More about "Pantothenate, Calcium"

Pantothenic Acid, Calcium Pantothenate, B5 Vitamin, Coenzyme A, Energy Metabolism, Fatty Acid Synthesis, Red Blood Cell Production, Dietary Supplement, Stress, Fatigue, Immune Function.
Tween 80, a non-ionic surfactant, can be used alongside Calcium Pantothenate for improved solubility and bioavailability.
Nicotinic Acid, or Vitamin B3, and L-Leucine are other B-complex vitamins that work synergistically with Calcium Pantothenate to support energy levels and overall health.
Biotin, also known as Vitamin B7, is another important cofactor in metabolic processes.

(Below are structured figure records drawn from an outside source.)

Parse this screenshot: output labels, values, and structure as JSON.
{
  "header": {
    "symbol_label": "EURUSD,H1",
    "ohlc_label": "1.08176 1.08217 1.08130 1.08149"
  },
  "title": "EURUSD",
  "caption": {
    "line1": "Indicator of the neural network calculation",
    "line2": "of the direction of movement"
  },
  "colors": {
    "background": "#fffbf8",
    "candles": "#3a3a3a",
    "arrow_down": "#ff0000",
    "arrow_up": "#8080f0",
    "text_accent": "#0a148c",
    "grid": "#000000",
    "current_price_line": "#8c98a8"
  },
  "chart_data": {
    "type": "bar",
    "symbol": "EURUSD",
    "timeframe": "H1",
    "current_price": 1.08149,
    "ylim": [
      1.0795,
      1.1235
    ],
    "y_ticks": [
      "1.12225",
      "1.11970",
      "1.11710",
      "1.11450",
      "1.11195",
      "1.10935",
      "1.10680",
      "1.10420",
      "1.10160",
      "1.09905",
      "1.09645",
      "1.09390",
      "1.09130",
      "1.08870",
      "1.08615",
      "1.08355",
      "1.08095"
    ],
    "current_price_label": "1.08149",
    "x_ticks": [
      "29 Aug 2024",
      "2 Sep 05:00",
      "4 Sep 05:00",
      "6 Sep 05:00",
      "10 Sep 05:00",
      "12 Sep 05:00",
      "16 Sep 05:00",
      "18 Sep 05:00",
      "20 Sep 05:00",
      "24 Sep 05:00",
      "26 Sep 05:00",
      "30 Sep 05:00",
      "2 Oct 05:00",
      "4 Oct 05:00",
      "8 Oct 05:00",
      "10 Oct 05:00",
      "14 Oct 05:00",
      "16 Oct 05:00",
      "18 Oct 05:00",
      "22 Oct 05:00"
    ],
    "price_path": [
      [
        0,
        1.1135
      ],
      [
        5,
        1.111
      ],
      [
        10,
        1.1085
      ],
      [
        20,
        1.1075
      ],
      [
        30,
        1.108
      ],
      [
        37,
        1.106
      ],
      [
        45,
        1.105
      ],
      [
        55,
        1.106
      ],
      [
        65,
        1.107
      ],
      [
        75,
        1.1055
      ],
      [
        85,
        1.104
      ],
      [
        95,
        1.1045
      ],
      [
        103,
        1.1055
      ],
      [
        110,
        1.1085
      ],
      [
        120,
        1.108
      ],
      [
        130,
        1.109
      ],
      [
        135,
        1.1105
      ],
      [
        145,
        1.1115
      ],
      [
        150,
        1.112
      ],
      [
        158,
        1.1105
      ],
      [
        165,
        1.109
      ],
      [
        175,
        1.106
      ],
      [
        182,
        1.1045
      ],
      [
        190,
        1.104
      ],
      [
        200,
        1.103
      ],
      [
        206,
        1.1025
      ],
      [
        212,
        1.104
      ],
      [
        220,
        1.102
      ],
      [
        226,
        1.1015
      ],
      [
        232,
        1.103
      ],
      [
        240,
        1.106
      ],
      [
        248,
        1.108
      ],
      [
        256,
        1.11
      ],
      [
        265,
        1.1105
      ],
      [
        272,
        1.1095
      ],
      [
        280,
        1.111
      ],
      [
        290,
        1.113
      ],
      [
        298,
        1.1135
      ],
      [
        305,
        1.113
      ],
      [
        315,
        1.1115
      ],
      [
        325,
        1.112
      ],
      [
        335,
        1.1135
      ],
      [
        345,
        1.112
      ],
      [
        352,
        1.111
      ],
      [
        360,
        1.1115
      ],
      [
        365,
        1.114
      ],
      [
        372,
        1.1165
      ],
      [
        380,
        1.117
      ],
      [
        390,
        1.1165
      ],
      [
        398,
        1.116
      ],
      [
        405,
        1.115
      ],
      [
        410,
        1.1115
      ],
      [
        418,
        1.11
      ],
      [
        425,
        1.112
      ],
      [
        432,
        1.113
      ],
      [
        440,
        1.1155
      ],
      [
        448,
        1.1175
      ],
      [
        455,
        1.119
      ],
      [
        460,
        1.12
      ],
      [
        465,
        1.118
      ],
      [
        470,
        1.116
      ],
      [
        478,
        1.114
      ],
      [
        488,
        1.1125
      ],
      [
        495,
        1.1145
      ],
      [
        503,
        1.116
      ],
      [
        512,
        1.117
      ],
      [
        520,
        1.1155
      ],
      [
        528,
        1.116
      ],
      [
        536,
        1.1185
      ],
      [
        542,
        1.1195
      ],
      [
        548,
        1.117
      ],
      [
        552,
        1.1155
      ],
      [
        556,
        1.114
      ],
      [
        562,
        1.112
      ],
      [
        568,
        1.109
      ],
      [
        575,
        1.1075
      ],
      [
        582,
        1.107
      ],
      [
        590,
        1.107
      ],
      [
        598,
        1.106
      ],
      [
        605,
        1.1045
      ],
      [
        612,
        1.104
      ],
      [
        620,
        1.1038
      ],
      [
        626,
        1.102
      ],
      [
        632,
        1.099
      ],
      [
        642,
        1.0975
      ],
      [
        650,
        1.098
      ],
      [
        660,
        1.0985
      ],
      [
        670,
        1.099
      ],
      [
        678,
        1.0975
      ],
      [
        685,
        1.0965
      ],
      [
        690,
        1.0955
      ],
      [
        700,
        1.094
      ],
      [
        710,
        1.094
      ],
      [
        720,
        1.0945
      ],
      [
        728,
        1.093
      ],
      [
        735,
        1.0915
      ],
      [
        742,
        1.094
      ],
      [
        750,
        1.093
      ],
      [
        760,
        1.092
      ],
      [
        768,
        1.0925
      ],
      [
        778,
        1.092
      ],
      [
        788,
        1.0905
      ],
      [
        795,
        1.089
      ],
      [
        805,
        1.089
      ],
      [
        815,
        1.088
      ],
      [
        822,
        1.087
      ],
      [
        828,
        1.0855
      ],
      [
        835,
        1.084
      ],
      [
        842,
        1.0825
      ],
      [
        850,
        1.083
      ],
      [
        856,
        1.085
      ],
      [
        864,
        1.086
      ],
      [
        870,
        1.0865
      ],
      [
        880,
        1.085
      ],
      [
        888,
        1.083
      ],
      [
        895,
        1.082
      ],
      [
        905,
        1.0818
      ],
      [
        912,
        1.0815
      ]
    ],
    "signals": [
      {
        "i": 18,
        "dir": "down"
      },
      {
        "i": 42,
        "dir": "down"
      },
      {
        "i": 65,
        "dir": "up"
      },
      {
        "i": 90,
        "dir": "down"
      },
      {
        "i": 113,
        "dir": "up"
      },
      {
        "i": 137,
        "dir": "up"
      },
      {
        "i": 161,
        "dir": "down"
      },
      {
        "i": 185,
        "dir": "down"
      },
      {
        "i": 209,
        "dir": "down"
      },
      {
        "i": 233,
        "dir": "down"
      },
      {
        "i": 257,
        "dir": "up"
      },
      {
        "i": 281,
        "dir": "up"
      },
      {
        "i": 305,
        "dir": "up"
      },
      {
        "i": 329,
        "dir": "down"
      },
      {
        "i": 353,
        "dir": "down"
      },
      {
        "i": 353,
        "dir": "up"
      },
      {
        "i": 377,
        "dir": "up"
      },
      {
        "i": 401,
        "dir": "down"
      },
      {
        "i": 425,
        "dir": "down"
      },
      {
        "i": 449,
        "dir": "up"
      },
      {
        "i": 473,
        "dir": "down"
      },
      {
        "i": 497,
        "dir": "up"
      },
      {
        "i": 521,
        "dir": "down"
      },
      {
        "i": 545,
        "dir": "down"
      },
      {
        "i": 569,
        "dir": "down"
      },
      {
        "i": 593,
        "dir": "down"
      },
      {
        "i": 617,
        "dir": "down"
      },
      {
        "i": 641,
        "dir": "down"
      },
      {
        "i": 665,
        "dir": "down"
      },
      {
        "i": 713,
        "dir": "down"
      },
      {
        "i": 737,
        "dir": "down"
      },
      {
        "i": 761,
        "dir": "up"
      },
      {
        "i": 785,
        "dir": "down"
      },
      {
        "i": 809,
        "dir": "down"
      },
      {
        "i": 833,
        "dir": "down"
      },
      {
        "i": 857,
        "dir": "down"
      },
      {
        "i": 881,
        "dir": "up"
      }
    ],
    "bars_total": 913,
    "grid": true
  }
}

Solvents like Acetonitrile and DMSO can be utilized for Calcium Pantothenate extraction and analysis, while Dexamethasone, a synthetic glucocorticoid, may interact with Calcium Pantothenate supplementation.
Optima LC-MS grade methanol provides high purity for liquid chromatography-mass spectrometry quantification of Calcium Pantothenate.
Whether you're studying the biochemistry, pharmacology, or nutritional aspects of this essential nutrient, PubCompare.ai can help you find the best protocols and optimize your Pantothenate, Calcium research.